Vanguard: Key Savings Problem is Goal-Setting

January 6, 2005 (PLANSPONSOR.com) - The problem is not that most workers don't already know they should be saving more for retirement, but specifically how to translate those hopes and dreams into a concrete financial plan of action, a new study suggested.

A research report by The Vanguard Center for Retirement Research, a unit of The Vanguard Group mutual fund family, asserted that general workplace savings programs simply urging employees to beef up their retirement plan deferral won’t do the trick.

“Retirement investors appear reasonably aware of the importance of such issues as savings adequacy, investment and inflation risk, longevity risk, and the risks of financing health care in retirement,” Vanguard researchers wrote in the report, Expectations for Retirement: A Survey of Retirement Investors. “Yet it is also clear that many individuals, while aware of these risks, have difficulty translating awareness into concrete savings plans. There is strong evidence that many lack concrete goals and objectives, possess weak planning skills, and exhibit a high level of inertia and procrastination.”

The Vanguard researchers said a trend toward instituting automatic deferrals (See Auto Enrollment Choices Impact Cost, Participation ) – where workers are automatically enrolled in their plan and/or signed up for savings increases over time as a plan default – “is a very positive step in this regard.”

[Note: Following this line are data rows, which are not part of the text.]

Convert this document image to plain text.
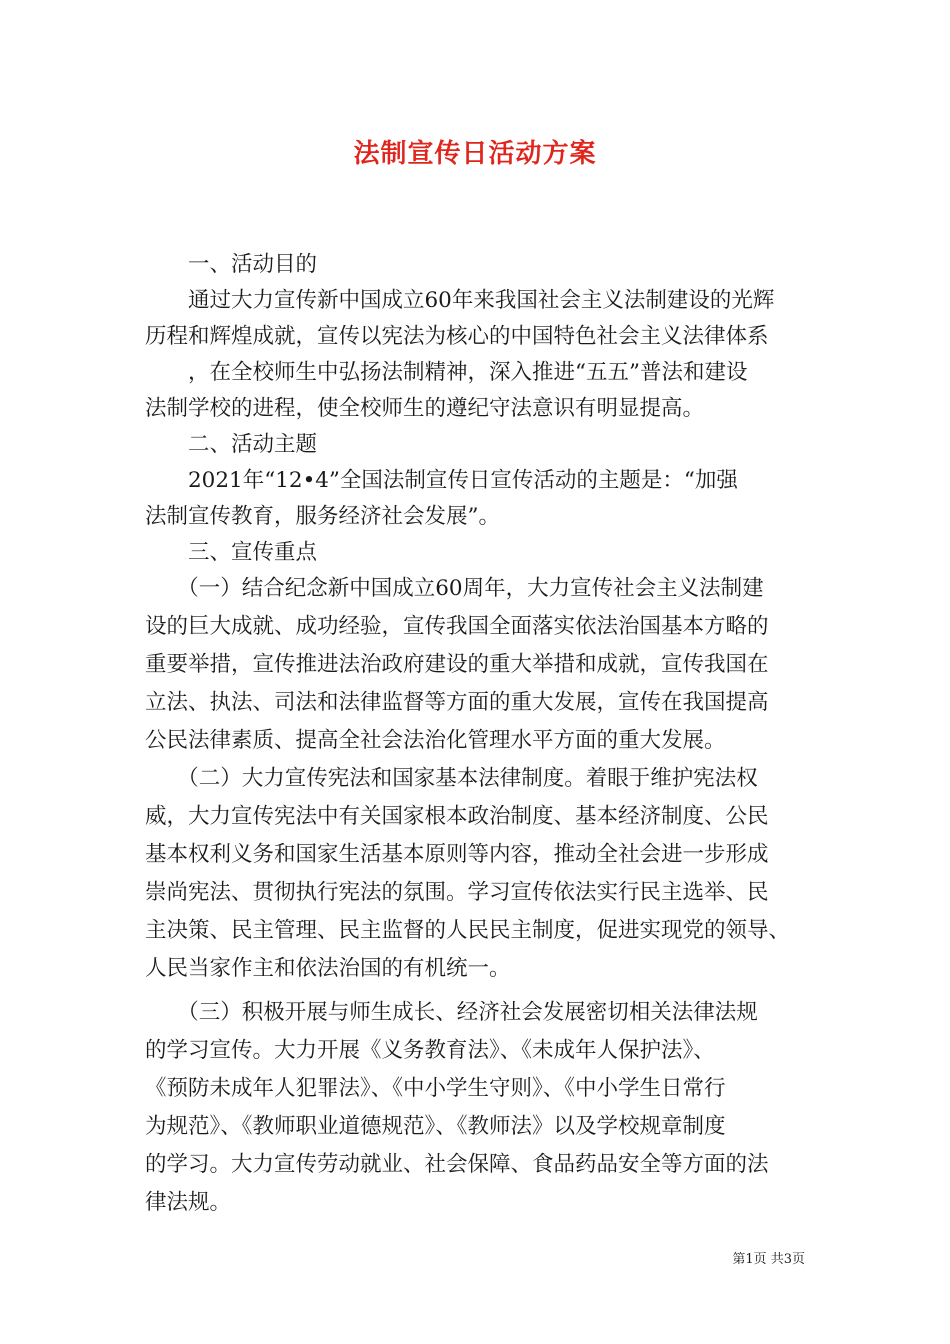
法制宣传日活动方案
　　一、活动目的
　　通过大力宣传新中国成立60年来我国社会主义法制建设的光辉
历程和辉煌成就，宣传以宪法为核心的中国特色社会主义法律体系
　　，在全校师生中弘扬法制精神，深入推进“五五”普法和建设
法制学校的进程，使全校师生的遵纪守法意识有明显提高。
　　二、活动主题
　　2021年“12•4”全国法制宣传日宣传活动的主题是：“加强
法制宣传教育，服务经济社会发展”。
　　三、宣传重点
　　（一）结合纪念新中国成立60周年，大力宣传社会主义法制建
设的巨大成就、成功经验，宣传我国全面落实依法治国基本方略的
重要举措，宣传推进法治政府建设的重大举措和成就，宣传我国在
立法、执法、司法和法律监督等方面的重大发展，宣传在我国提高
公民法律素质、提高全社会法治化管理水平方面的重大发展。
　　（二）大力宣传宪法和国家基本法律制度。着眼于维护宪法权
威，大力宣传宪法中有关国家根本政治制度、基本经济制度、公民
基本权利义务和国家生活基本原则等内容，推动全社会进一步形成
崇尚宪法、贯彻执行宪法的氛围。学习宣传依法实行民主选举、民
主决策、民主管理、民主监督的人民民主制度，促进实现党的领导、
人民当家作主和依法治国的有机统一。
　　（三）积极开展与师生成长、经济社会发展密切相关法律法规
的学习宣传。大力开展《义务教育法》、《未成年人保护法》、
《预防未成年人犯罪法》、《中小学生守则》、《中小学生日常行
为规范》、《教师职业道德规范》、《教师法》以及学校规章制度
的学习。大力宣传劳动就业、社会保障、食品药品安全等方面的法
律法规。
第1页 共3页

Further, the researchers cautioned plan sponsors not to have investment advice providers focus too heavily on helping participants choose particular investment options and instead help them make sure they’re saving enough. In fact, only about a third of participants surveyed for the research are on track to end up with sufficient retirement assets. “In light of our results, the emphasis should be shifted toward a correction of the misalignment of income goals with assets and savings behavior,” according to the report. “…It appears that the critical priority today concerns goal-setting and savings rates, not investment product selection.”

Realistic Return Expectations

Easing the task of helping participants see the light regarding retirement savings, according to the researchers, is that participants were cautious about future stock market returns in the Vanguard survey. The average participant expected an 8% equity return over 10 years; a third said they predicted 6% or less. “In our view, these lowered expectation for equity returns are a welcome event as it no longer appears that investors are anticipating that outsized market returns will rescue their retirement plans,” the researchers wrote. “In this more sober environment, retirement investors may be more amenable to the recommendation that they need to focus on their own savings behavior – not the equity markets – as the mainstay of their planning efforts.”

According to the survey conducted for Vanguard by Greenfield Online, a US marketing-research firm, nine out of 10 investors have given at least some thought to whether they are saving enough for their golden years, and even to the impact inflation may have on their nest eggs. Even so, eight of 10 feel they aren’t saving enough with only 41% having determined a target asset accumulation goal.

Other survey findings included:

  • On average, retirement investors report they will need 70% of their current income to maintain their standard of living during retirement – a figure that’s in line with what many financial planners recommend.
  • Unfortunately only about third were on their way to putting aside enough to reach that goal after saving at double-digit rates with plans to retire at an average 66 years old. Another third are “potentially secure” – meaning they can reach the 70% goal if they beef up their savings now by doubling their savings rate and putting off their retirement until their late 60s. The remaining participants are financially “at risk” because even if they double their savings and don’t retire until 70, they still may fall short of the 70% savings goal.
  • Participants may be overly fearful of market risk. They told pollsters that there is a 50-50 chance of stock falling by a third in any given years when, in fact, the risk is actually 2% based on historical data.
  • Many people know they should be saving more, but they just aren’t doing it. Sixty-two percent of survey respondents said they weren’t saving enough, and 19% said they weren’t sure whether or not they were. Off the 62% who said they weren’t saving enough, the problem apparently wasn’t lack of a specific goal, but rather the inability to change current behavior.

The survey was based on responses by 1,000 investors who took part in a larger online panel. Conducted in June 2004 and completed in November, it relied on feedback from retirement savers age 40 or older.